#Le brief du 29 juillet 2025

Allianz Life : les données de « la majorité » des clients piratées

Le 29 juillet 2025 à 14h55

Visé par une cyberattaque le 16 juillet 2025, Allianz Life indique à TechCrunch que les données personnelles d’une « majorité » de ses clients états-uniens ont fuité.

L’attaque a été opérée par l’intermédiaire d’un système de gestion client (CRM) tiers.

D’après un représentant de l’entreprise, elle a permis, « par des techniques d’ingénierie sociale », d’obtenir l’accès à des informations personnelles de clients particuliers, financiers et professionnels d’Allianz Life, ainsi que de certains employés de l’assureur.

La filiale nord-américaine de l’assureur allemand compte 1,4 million de clients – Allianz en compte 125 millions à travers la planète.

La société est la dernière d’une liste croissante d’acteurs de l’assurance visés ces derniers mois par des cyberattaques. D’après des chercheurs de Google en juin, plusieurs de ces opérations portent les marques du collectif de hacker Scattered Spider.

Le 29 juillet 2025 à 14h55

Anthropic introduit de nouvelles limites à Claude pour contrer certains usages

Le 29 juillet 2025 à 11h16

Anthropic dit avoir enregistré une croissance significative dans l’utilisation de ses modèles Claude, tout particulièrement à travers Claude Code, son assistant d’aide au développement. Certains utilisateurs abuseraient cependant de leurs abonnements. Une personne aurait ainsi utilisé sa formule Max (200 dollars par mois) pour faire fonctionner Code durant des centaines de milliers d’heures.

La société affirme que ces comportements ont un impact sur la qualité de service pour l’ensemble des utilisateurs. En conséquence, elle introduit de nouvelles limites hebdomadaires, qui entreront en application le 28 août et viendront s’ajouter à l’actuelle limite de 5 heures par jour :

  • Abonnement Pro (18 euros par mois) : de 40 à 80 heures d’utilisation avec Claude Sonnet 4
  • Abonnement Max (90 euros par mois) : de 140 à 280 heures d’utilisation avec Sonnet 4 et de 15 à 35 heures avec Opus 4
  • Abonnement Max (180 euros par mois) : de 240 à 480 heures d’utilisation avec Sonnet 4 et 24 à 40 heures avec Opus 4

Anthropic assure que l’immense majorité des personnes abonnées ne verront aucune différence dans leur utilisation quotidienne. Ce changement serait destiné uniquement à contrer certains comportements abusifs, comme les partages de comptes et les utilisations continues 24/7. Selon l’entreprise, moins de 5 % des abonnés seraient affectés par ces changements.

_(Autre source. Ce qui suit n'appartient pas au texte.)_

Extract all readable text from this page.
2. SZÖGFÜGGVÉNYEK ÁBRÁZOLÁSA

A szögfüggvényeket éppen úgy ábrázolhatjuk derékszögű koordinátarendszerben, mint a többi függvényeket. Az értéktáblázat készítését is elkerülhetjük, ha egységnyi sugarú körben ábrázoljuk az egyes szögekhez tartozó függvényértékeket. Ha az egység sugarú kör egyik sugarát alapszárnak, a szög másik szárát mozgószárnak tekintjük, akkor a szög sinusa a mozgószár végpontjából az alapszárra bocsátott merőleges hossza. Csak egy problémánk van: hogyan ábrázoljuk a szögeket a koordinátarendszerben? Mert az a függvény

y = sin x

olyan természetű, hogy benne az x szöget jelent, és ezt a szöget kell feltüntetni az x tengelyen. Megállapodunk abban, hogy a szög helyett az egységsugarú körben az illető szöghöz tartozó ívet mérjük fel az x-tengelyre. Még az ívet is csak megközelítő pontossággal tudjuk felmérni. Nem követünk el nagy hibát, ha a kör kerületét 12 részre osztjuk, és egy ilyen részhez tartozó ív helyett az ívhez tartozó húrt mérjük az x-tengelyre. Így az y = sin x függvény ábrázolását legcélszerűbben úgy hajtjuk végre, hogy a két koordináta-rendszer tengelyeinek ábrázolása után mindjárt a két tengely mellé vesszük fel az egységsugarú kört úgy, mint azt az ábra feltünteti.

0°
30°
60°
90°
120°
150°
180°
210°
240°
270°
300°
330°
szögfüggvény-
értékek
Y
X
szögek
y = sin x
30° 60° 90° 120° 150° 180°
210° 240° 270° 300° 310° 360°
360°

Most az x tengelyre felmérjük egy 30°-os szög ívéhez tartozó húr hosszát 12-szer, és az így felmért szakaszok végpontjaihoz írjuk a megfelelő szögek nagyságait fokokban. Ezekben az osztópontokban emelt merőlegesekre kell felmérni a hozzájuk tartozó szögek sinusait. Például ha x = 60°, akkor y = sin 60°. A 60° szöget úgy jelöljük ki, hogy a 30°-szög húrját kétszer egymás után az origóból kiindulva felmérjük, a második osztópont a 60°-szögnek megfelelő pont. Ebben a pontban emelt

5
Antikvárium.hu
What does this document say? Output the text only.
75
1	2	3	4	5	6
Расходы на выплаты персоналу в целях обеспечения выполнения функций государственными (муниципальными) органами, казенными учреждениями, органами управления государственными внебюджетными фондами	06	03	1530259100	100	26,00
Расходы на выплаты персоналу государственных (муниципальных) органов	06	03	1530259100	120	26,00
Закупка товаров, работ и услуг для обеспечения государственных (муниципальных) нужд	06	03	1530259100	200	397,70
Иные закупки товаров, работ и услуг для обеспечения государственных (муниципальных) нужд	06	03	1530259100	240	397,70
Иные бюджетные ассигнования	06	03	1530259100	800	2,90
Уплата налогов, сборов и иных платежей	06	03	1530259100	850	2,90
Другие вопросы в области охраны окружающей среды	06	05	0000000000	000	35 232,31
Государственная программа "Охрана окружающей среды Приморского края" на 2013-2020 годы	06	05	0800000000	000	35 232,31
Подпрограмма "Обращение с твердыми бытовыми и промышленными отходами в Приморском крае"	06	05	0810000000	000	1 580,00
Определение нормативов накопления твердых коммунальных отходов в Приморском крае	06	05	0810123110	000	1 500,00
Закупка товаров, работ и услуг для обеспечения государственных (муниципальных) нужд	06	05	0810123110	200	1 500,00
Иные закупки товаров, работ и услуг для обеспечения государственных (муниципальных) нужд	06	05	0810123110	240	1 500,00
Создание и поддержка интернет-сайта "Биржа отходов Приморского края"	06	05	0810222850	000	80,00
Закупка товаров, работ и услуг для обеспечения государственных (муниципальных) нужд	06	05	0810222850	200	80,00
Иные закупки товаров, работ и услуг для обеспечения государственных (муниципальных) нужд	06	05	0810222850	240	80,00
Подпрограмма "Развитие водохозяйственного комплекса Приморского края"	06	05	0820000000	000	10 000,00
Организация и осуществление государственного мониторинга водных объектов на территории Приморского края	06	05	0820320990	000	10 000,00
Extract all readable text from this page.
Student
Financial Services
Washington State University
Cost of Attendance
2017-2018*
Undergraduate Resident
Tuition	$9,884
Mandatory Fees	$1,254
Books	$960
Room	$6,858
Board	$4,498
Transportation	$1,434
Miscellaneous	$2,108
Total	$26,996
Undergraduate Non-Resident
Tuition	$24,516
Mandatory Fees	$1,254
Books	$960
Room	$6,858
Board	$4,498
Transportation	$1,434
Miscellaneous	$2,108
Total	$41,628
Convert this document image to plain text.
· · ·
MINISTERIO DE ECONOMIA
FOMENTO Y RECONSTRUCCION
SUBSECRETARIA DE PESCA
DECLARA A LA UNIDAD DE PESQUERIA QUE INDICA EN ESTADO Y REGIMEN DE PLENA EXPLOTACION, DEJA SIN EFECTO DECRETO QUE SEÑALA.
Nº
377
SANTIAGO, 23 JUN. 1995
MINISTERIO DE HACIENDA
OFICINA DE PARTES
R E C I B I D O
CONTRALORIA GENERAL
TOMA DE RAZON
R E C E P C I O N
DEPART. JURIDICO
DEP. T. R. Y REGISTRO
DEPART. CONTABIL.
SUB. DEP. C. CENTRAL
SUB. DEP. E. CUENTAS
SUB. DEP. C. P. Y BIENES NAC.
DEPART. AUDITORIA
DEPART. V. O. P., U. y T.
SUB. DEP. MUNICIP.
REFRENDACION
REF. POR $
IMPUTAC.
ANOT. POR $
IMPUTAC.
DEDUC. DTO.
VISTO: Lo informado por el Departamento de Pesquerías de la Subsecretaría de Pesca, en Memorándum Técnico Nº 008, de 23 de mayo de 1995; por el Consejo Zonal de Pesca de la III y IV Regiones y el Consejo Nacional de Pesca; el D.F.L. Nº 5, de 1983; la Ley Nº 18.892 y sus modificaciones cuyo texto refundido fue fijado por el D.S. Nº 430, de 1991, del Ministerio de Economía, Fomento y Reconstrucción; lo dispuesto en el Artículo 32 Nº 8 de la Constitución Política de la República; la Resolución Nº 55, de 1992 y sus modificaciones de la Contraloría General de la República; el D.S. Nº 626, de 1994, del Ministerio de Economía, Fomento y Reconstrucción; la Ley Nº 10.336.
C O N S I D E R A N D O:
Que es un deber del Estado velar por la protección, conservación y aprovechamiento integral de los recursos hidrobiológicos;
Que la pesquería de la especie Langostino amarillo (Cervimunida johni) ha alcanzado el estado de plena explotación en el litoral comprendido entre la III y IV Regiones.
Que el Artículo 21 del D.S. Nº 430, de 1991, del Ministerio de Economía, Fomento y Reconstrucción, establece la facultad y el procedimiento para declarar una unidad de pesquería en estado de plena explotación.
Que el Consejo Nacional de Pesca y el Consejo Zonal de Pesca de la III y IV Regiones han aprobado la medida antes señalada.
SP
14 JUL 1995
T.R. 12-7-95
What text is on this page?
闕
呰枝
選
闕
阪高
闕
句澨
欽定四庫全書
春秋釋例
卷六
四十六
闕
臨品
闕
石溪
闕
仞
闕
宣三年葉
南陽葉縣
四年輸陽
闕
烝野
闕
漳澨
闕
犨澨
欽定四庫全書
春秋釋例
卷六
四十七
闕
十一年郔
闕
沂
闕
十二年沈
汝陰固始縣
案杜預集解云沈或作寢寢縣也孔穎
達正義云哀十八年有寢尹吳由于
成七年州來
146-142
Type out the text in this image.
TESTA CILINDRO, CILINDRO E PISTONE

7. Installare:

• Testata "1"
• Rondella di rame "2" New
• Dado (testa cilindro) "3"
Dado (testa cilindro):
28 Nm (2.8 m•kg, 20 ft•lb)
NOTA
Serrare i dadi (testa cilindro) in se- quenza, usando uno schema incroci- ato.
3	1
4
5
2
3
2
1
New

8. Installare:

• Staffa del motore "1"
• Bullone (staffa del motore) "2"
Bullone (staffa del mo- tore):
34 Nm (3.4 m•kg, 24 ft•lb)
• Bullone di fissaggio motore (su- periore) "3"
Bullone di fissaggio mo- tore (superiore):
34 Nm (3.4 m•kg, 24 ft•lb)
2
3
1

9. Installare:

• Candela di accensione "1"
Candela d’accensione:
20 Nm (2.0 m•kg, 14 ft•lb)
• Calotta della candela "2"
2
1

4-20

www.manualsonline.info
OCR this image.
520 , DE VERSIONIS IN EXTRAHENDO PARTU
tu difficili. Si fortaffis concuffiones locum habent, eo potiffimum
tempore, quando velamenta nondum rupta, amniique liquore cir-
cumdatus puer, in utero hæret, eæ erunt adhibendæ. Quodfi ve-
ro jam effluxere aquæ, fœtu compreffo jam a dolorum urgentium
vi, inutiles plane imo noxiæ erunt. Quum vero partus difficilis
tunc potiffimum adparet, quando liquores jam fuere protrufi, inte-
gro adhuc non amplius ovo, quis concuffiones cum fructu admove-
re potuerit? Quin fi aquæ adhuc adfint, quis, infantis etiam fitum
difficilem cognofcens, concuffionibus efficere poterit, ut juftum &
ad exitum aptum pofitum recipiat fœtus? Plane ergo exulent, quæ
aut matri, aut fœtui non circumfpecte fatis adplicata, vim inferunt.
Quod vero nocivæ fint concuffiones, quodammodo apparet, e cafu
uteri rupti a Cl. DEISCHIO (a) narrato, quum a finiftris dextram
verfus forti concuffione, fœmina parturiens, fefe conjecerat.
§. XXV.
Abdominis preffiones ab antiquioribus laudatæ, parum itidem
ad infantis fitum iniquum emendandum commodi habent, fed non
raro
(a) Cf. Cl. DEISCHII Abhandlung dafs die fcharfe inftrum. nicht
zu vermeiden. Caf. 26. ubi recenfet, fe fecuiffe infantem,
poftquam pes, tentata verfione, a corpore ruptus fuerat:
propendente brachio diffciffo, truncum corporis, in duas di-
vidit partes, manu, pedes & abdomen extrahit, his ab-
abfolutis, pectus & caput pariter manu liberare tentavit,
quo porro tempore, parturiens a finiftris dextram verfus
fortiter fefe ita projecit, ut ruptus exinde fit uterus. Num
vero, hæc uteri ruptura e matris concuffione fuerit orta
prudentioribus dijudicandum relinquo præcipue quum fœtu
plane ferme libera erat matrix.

Il est difficile cependant de se rendre compte de ce que ces limites impliquent vraiment, car la société communiquait surtout sur une base de jetons jusqu’à présent. La formule Max à 180 euros par mois est censée par exemple permettre 20 fois plus d’utilisation que l’abonnement Pro. Mais si on ramène la comparaison sur les heures annoncées, le facteur n’est plus que de 6.

Anthropic contacte actuellement toutes les personnes ayant un abonnement pour les avertir du changement. L’entreprise se dit prête à recevoir les retours sur ce dernier.

Le 29 juillet 2025 à 11h16

Une top model générée par IA dans Vogue, les standards de beauté en question

Le 29 juillet 2025 à 09h30

Pour la première fois, le magazine Vogue a publié une publicité dans laquelle la model n’était pas humaine, mais correspondait à des standards tout à fait classiques : grande, blonde aux yeux bleus, bronzée.

La marque Guess a recouru à l’IA pour générer le corps et le visage – littéralement irréels – destinés à mettre en valeur ses vêtements. La campagne a été créée par l’agence Seraphinne Vallora, qui s’est fendue d’une publication sur Instagram afin de se féliciter pour son travail.

Auprès de la BBC, la top modèle grande taille Felicity Hayward s’inquiète de la tendance que cette publicité pourrait lancer.

Depuis une dizaine d’années, les standards de plusieurs marques avaient évolué pour tenter d’intégrer un peu plus de diversité dans les représentations de corps et d’habillements dans les magazines et publicité de mode.

Plusieurs modèles avaient aussi pris position contre l’édition et la retouche abusive des photos de mode. 
Si les modèles générées par IA se généralise, s’inquiète Felicity Hayward et des représentantes d’associations de lutte contre les troubles de l’alimentation, le public pourrait chercher à atteindre des standards de beauté littéralement inatteignables, dans la mesure où les corps représentés n’existent pas.

Le problème est d’autant plus important que du côté des réseaux sociaux, le succès des filtres générés par IA pousse déjà de nombreux jeunes à recourir à la chirurgie esthétique pour faire ressembler leur visage aux reflets modifiés que leur renvoient leurs applications.